Passaggio in India

di Santha Rama Rau

dal romanzo di Edward Morgan Forster

Teatro Metastasio Stabile della Toscana

Compagnia Sandro Lombardi

traduzione di Sandro Lombardi
drammaturgia Sandro Lombardi e Federico Tiezzi

scene Francesco Calcagnini
costumi Giovanna Buzzi
luci Roberto Innocenti
foto di scena Marcello Norbert

con (in ordine di apparizione)
Sandro Lombardi, Graziano Piazza, Giulia Lazzaroni
Debora Zuin, Massimo Verdastro,Giovanni Franzoni,
Sandro Mabellini, Silvio Castiglioni, Daniele Bonaiuti,
Ciro Masella, Fabricio Christian Amansi,
Andrea Carabelli, Aleksandar Karlic

regia
Federico Tiezzi

Mai rappresentato in Italia fino a oggi, Passaggio in India è l’adattamento teatrale compiuto da Santha Rama Rau alla fine degli anni Cinquanta dell’omonimo romanzo di Forster, risalente al 1924. Con questo titolo, Federico Tiezzi torna a uno dei suoi autori prediletti, dopo aver realizzato, proprio di questo romanzo, una serie di letture radiofoniche alcuni anni addietro.

Il romanzo di Forster segue le vicende di due donne inglesi, negli anni venti, che visitano l’India nella speranza di capirne gli usi e le complesse tradizioni: la loro amicizia con un giovane medico musulmano sarà la chiave dell’India… Sullo sfondo della modesta città di Chandrapore e della vita dei funzionari inglesi in India, Forster “mette in scena” le due opposte e complementari tensioni del medico Aziz e della ragazza inglese Adela Quested verso i rispettivi ambienti. Animati entrambi dalle migliori intenzioni, ma sfavoriti dai pregiudizi dei loro mondi, i due non riusciranno mai a incontrarsi veramente.

Il conflitto tra due società costrette a convivere nel clima alienato del colonialismo è colto da Forster con ironia e finezza di sentimenti profonda. La parabola è più che mai attuale oggi, in un tempo in cui, sempre più, tutti ci troviamo a convivere e a doverci confrontare con tradizioni e culture diverse dalla nostra.
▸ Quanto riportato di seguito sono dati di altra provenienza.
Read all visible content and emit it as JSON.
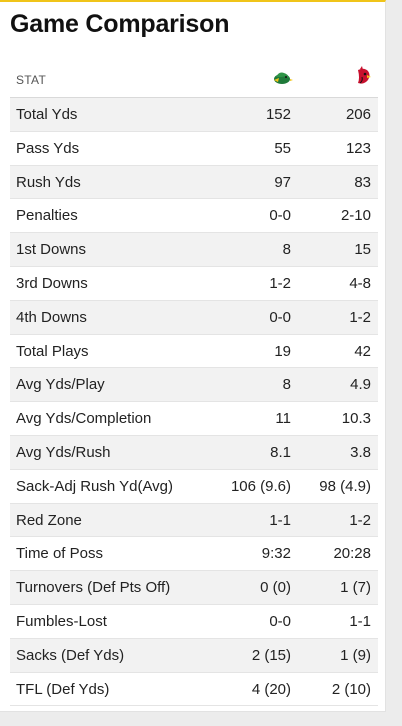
{
  "title": "Game Comparison",
  "header": {
    "stat_label": "STAT",
    "home_team_icon": "green-bird-logo-icon",
    "away_team_icon": "red-bird-logo-icon"
  },
  "colors": {
    "accent": "#f0c419",
    "home_team": "#1f7a3a",
    "away_team": "#c8102e"
  },
  "rows": [
    {
      "stat": "Total Yds",
      "home": "152",
      "away": "206"
    },
    {
      "stat": "Pass Yds",
      "home": "55",
      "away": "123"
    },
    {
      "stat": "Rush Yds",
      "home": "97",
      "away": "83"
    },
    {
      "stat": "Penalties",
      "home": "0-0",
      "away": "2-10"
    },
    {
      "stat": "1st Downs",
      "home": "8",
      "away": "15"
    },
    {
      "stat": "3rd Downs",
      "home": "1-2",
      "away": "4-8"
    },
    {
      "stat": "4th Downs",
      "home": "0-0",
      "away": "1-2"
    },
    {
      "stat": "Total Plays",
      "home": "19",
      "away": "42"
    },
    {
      "stat": "Avg Yds/Play",
      "home": "8",
      "away": "4.9"
    },
    {
      "stat": "Avg Yds/Completion",
      "home": "11",
      "away": "10.3"
    },
    {
      "stat": "Avg Yds/Rush",
      "home": "8.1",
      "away": "3.8"
    },
    {
      "stat": "Sack-Adj Rush Yd(Avg)",
      "home": "106 (9.6)",
      "away": "98 (4.9)"
    },
    {
      "stat": "Red Zone",
      "home": "1-1",
      "away": "1-2"
    },
    {
      "stat": "Time of Poss",
      "home": "9:32",
      "away": "20:28"
    },
    {
      "stat": "Turnovers (Def Pts Off)",
      "home": "0 (0)",
      "away": "1 (7)"
    },
    {
      "stat": "Fumbles-Lost",
      "home": "0-0",
      "away": "1-1"
    },
    {
      "stat": "Sacks (Def Yds)",
      "home": "2 (15)",
      "away": "1 (9)"
    },
    {
      "stat": "TFL (Def Yds)",
      "home": "4 (20)",
      "away": "2 (10)"
    }
  ]
}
Il centro drammatico dell’opera consiste in una gita alle grotte Marabar. Una volta dentro, al buio, in un calore soffocante, sola con Aziz, Adela si convince di aver subìto un’aggressione sessuale. Aziz viene accusato, imprigionato e infine processato. Durante il processo, Adela si rende conto che è stato tutto una sorta di allucinazione. Ritira l’accusa, nella disapprovazione generale degli inglesi, che la abbandonano a se stessa.

Il fatto contingente non è solo un’invenzione narrativa di grande efficacia, è anche simbolo di una vicenda interiore, a sua volta metafora di due visioni della vita. Da una parte la convenzione e dall’altra la libertà, da una parte l’intelletto dall’altra il cuore (ragione e sentimento?). L’urto di due mondi morali, messi a fuoco anche geograficamente e sociologicamente, oltre che psicologicamente, si conclude non con una ritrovata armonia ma col fallimento degli incontri: resta da parte di tutti un impetuoso sforzo per conoscere l’altrui sconosciuta identità: spirituale, morale, fisica, sociale.